Tak hanya itu, Fabrizzio Store yang sebagian besar menjajakan produk kulit untuk pria, seperti dompet dan tas, sangat cocok dijual di Tokopedia yang menurutnya lebih mendatangkan pelanggan pria.
Memberdayakan perajin lokal lewat marketplace
Menjual produk dengan teknologi digital melalui marketplace, bagi Derit, tak hanya melulu soal mengepul pundi‐pundi keuntungan. Lebih dari itu, Derit juga bermimpi untuk senantiasa memberdayakan perajin kulit lokal.
Di Fabrizzio Store, ia telah bekerja sama dengan tujuh pengrajin kulit lokal untuk menciptakan produk‐produk unggulannya. Melalui hasil penjualan dari marketplace, Derit membagi hasil penjualannya kepada perajin lokal dan memacu mereka agar tetap produktif.
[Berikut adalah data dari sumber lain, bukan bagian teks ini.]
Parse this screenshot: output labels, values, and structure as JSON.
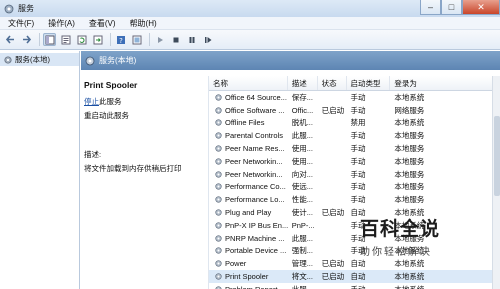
{
  "window": {
    "title": "服务"
  },
  "menu": [
    "文件(F)",
    "操作(A)",
    "查看(V)",
    "帮助(H)"
  ],
  "tree": {
    "root_label": "服务(本地)"
  },
  "header": {
    "label": "服务(本地)"
  },
  "detail": {
    "name": "Print Spooler",
    "stop_link": "停止",
    "stop_suffix": "此服务",
    "restart_link": "重启动",
    "restart_suffix": "此服务",
    "desc_title": "描述:",
    "desc_text": "将文件加载到内存供稍后打印"
  },
  "list": {
    "columns": [
      "名称",
      "描述",
      "状态",
      "启动类型",
      "登录为"
    ],
    "rows": [
      {
        "name": "Office 64 Source...",
        "desc": "保存...",
        "status": "",
        "startup": "手动",
        "logon": "本地系统"
      },
      {
        "name": "Office Software ...",
        "desc": "Offic...",
        "status": "已启动",
        "startup": "手动",
        "logon": "网络服务"
      },
      {
        "name": "Offline Files",
        "desc": "脱机...",
        "status": "",
        "startup": "禁用",
        "logon": "本地系统"
      },
      {
        "name": "Parental Controls",
        "desc": "此服...",
        "status": "",
        "startup": "手动",
        "logon": "本地服务"
      },
      {
        "name": "Peer Name Res...",
        "desc": "使用...",
        "status": "",
        "startup": "手动",
        "logon": "本地服务"
      },
      {
        "name": "Peer Networkin...",
        "desc": "使用...",
        "status": "",
        "startup": "手动",
        "logon": "本地服务"
      },
      {
        "name": "Peer Networkin...",
        "desc": "向对...",
        "status": "",
        "startup": "手动",
        "logon": "本地服务"
      },
      {
        "name": "Performance Co...",
        "desc": "使远...",
        "status": "",
        "startup": "手动",
        "logon": "本地服务"
      },
      {
        "name": "Performance Lo...",
        "desc": "性能...",
        "status": "",
        "startup": "手动",
        "logon": "本地服务"
      },
      {
        "name": "Plug and Play",
        "desc": "使计...",
        "status": "已启动",
        "startup": "自动",
        "logon": "本地系统"
      },
      {
        "name": "PnP-X IP Bus En...",
        "desc": "PnP-...",
        "status": "",
        "startup": "手动",
        "logon": "本地系统"
      },
      {
        "name": "PNRP Machine ...",
        "desc": "此服...",
        "status": "",
        "startup": "手动",
        "logon": "本地服务"
      },
      {
        "name": "Portable Device ...",
        "desc": "强制...",
        "status": "",
        "startup": "手动",
        "logon": "本地系统"
      },
      {
        "name": "Power",
        "desc": "管理...",
        "status": "已启动",
        "startup": "自动",
        "logon": "本地系统"
      },
      {
        "name": "Print Spooler",
        "desc": "将文...",
        "status": "已启动",
        "startup": "自动",
        "logon": "本地系统",
        "selected": true
      },
      {
        "name": "Problem Report...",
        "desc": "此服...",
        "status": "",
        "startup": "手动",
        "logon": "本地系统"
      }
    ]
  },
  "watermark": {
    "title": "百科全说",
    "subtitle": "助你轻松解决"
  },
  "colors": {
    "accent": "#5d85b3",
    "selected_row": "#dbe9f8",
    "link": "#1a4fa3"
  }
}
“Ke depannya saya pengennya seperti itu (memberdayakan perajin lokal, red). Saya memang biasanya memilih perajin lokal yang mungkin kemampuan ekonominya kurang, kan kasihan. Saya punya produk lokal nih, dan mereka bisa buat. Kami bagi hasil lewat penjualan online. Saya juga memilih perajin yang punya banyak karyawan untuk dipekerjakan,” cerita Derit.
Sudah banyak testimoni positif mengalir di akun Fabrizzio Store, dengan lebih dari 6.100 produk terjual dan rating toko 4,8/5, hampir mendekati sempurna. Inilah yang membuat Fabrizzio Store yakin bahwa popularitas produk kulit lokal tidak ecek-ecek dan tak payah bersaing dengan produk lokal.
Tentu, kemujuran ini bukan hanya milik Fabrizzio Store. Di masa pandemi ini, apa pun UMKM yang bertekad untuk berinovasi dan mencoba hal baru, pasti menemui jalannya.
Meneladani semangat Fabrizzio Store yang menggeliatkan pemanfaatan teknologi digital, mulai dari media sosial hingga marketplace, bukan tak mungkin UMKM kamu juga bisa naik level, bahkan juga turut mensejahterakan pelaku UMKM lainnya. Tentu ini mimpi setiap pelaku usaha, bukan?